Well, a few weeks ago, I was sleeping in my bubble of limited information about what my husband actually does when I got a mysterious knock on my door at 3am. Anyone who was a *little* more prepared may have been alarmed by this... not me. I hopped out of bed thinking that it was probably S having forgotten his key (and I didn't want him to make such a racket and wake the kids up!). I wasn't even really that alarmed at the sight of two huge, burly uniformed 0fficers (keep in mind, I am only 5'2", so huge is a relative term) standing there. Even when I heard the words, "bad accident," "collapsed lung" and "taken to Harborview [the regional trauma center for the entire Northwest]," it still didn't register what kind of problem I was facing because, after all, that bubble I lived in was all-encompassing.
When we arrived at the hospital, things began to sink in.

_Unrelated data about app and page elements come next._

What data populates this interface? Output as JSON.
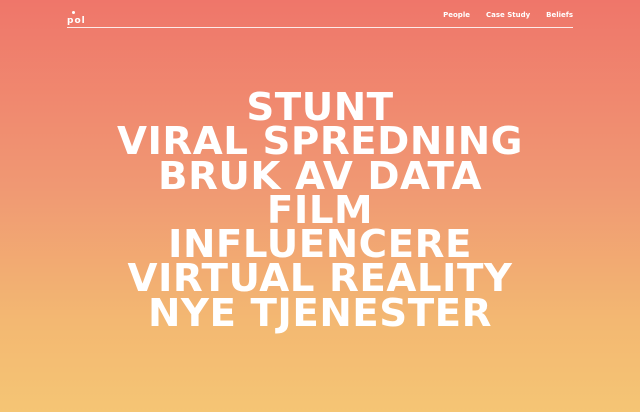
{
  "header": {
    "logo_text": "pol",
    "nav": [
      {
        "label": "People"
      },
      {
        "label": "Case Study"
      },
      {
        "label": "Beliefs"
      }
    ]
  },
  "hero": {
    "lines": [
      "STUNT",
      "VIRAL SPREDNING",
      "BRUK AV DATA",
      "FILM",
      "INFLUENCERE",
      "VIRTUAL REALITY",
      "NYE TJENESTER"
    ]
  },
  "colors": {
    "gradient_top": "#EF766A",
    "gradient_middle": "#F09873",
    "gradient_bottom": "#F5C574",
    "text": "#FFFFFF"
  }
}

There were tons of c0ps standing around, waiting to be useful in some way and they all had the best intentions. But I can tell you, seeing S lying on a gurney, intubated and medically sedated, I kept looking around wishing, hoping that S was one of the ones standing around, not on that gurney. It was not as if I had never seen anyone in such a condition before, I am a nurse after all. Seeing someone you love in such a vulnerable place, though, is truly humbling.
Over and over again, I was being told that he was okay, everything was going to be alright, but that's not how I saw it. Yes, S was still alive-- THANK GOD-- yes, he was not badly injured, yes, there were people there to support me, but none of them had any idea how naked I felt, suddenly living in reality outside of my warm comfortable bubble. I broke down and sobbed for the first time of many right there in the ER. Those moments are still hard to think about. And I can't quite imagine what it will be like the days he goes back to work.
In retrospect, I have a little more information and a different perspective. It is one of a little more grace, a little more mercy, a whole lot more thanksgiving, and a whole lot less living in the future. When talking to the detectives about the accident, S learned that there were so many variables working against him that the physics of the accident don't really support the reason why he is alive. Essentially, it was a miracle. And on top of that, S came out with a lot of bruises, a few scratches, three broken ribs and THAT IS IT. He has recovered almost all of his lung function and will continue to do so until he is completely healed. If you ever needed a more clear example of Psalm 91, I think we have it here.
So, we've been shaken up a bit. Even after almost 10 years of marriage, I feel stronger than ever before. LilyJoy (and Samuel and Timothy) has gotten to spend lots of concentrated time with her daddy, which she has so desperately needed. We have seen a side of the law enforcement community that is just amazing!! I still haven't had to make a single dinner since the accident on October 5th! They really take care of each other. And I can see that I am needed in that community as well-- how would this experience have been different if the spouses of the other off!cers had been living inside a bubble? I still have some facing fears to do, but I am working on it. And everyday, I am so thankful he's still around.